Caligula succeeds Tiberius. A megalomaniac, he showed a lack of empathy and dreamed of being an absolute monarch, having become the equal of the gods.
Devoured by ambition, Agrippina the Younger had her husband, the Emperor Claudius, assassinated in order to place her young son Nero on the throne.
Nero oscillates between omnipotence and the fear of losing power. To reassure himself, he killed all those who stood in the way of his supremacy.
Domitian, of the Flavian dynasty, is condemned by the Senate to the damnatio memoriae posthumously, because of his cruelty.
Commodus rejects the policies of his father Marcus Aurelius and orders a series of systematic executions to sow terror among the people.

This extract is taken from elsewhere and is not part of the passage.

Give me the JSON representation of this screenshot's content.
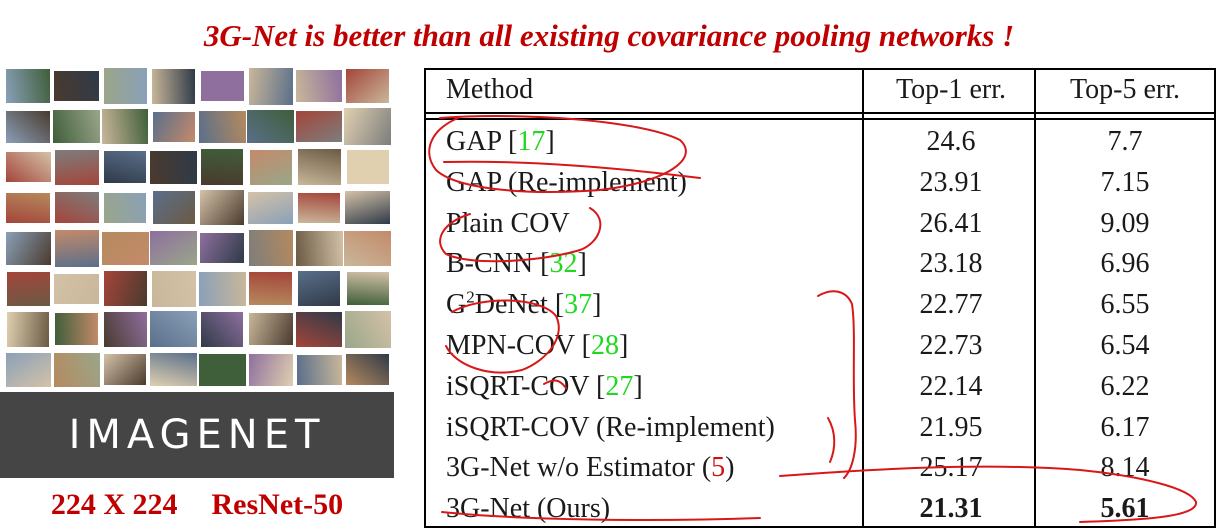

Heliogabalus replaces Jupiter, the patron god of the Roman Empire, with the invincible Sun (Sol invinctus ), of which he proclaims himself the high priest.

The Cruel Domitian
At the end of the I st century AD. J.-C., the youngest of the Flavian dynasty, Domitian, also entered the legend for his turpitudes. The eldest, Titus, seemed to have been favored by their father, Vespasian. He was therefore only the shadow of his brother, until the premature death of the latter allowed him to access the purple. Revengeful and megalomaniac, corrupted by full powers, Domitian dreamed of being an absolute monarch. He made the same mistakes as Caligula and Nero. His contempt for the senators earned him their pitiless hatred. He ruined the State by his policy of great works and the increase in the pay of the soldiers, who kept for him a certain loyalty in exchange for his good graces. Domitian was feared for his cruelty. When he sat in court, he gave hope of a lenient judgment before pronouncing a severe sentence, going for no reason to the death penalty. Alone in his apartments, he indulged in an unhealthy pastime, proof of his failing mind:stabbing flies with an awl. Dangerous and out of control, he was assassinated by members of his court, who feared for their lives.

Commode the megalomaniac
The emperors accused of madness were not limited to the Julio-Claudian dynasty, the most decried by supporters of senatorial power. If the principle of personal power was consolidated over time, the opposition continued despite everything to spread its propaganda to defame the emperors who were particularly hostile to the power of the Senate. It is in this context that the reign of Commodus (161-192), son of the emperor and philosopher Marcus Aurelius, took place, who indeed endeavored to persecute and eliminate opponents to his policy. To discredit him, these opponents emphasized his megalomania. The August History (Life of Commodus Antoninus , 8, 6-9) relates as follows:“His folly was such that he wanted the city of Rome to be called a colony of Commodus. […Which] the Senate not only gladly welcomed, derisively, as one might imagine, but he called himself Commodian, lavishing on Commodus the names of Hercules and God. According to the sources, this megalomania is explained by the tendency of emperors to want to be treated like living gods. A behavioral disorder that corresponds to the feeling of living outside of reality... and which still affects many current celebrities when success goes to their heads.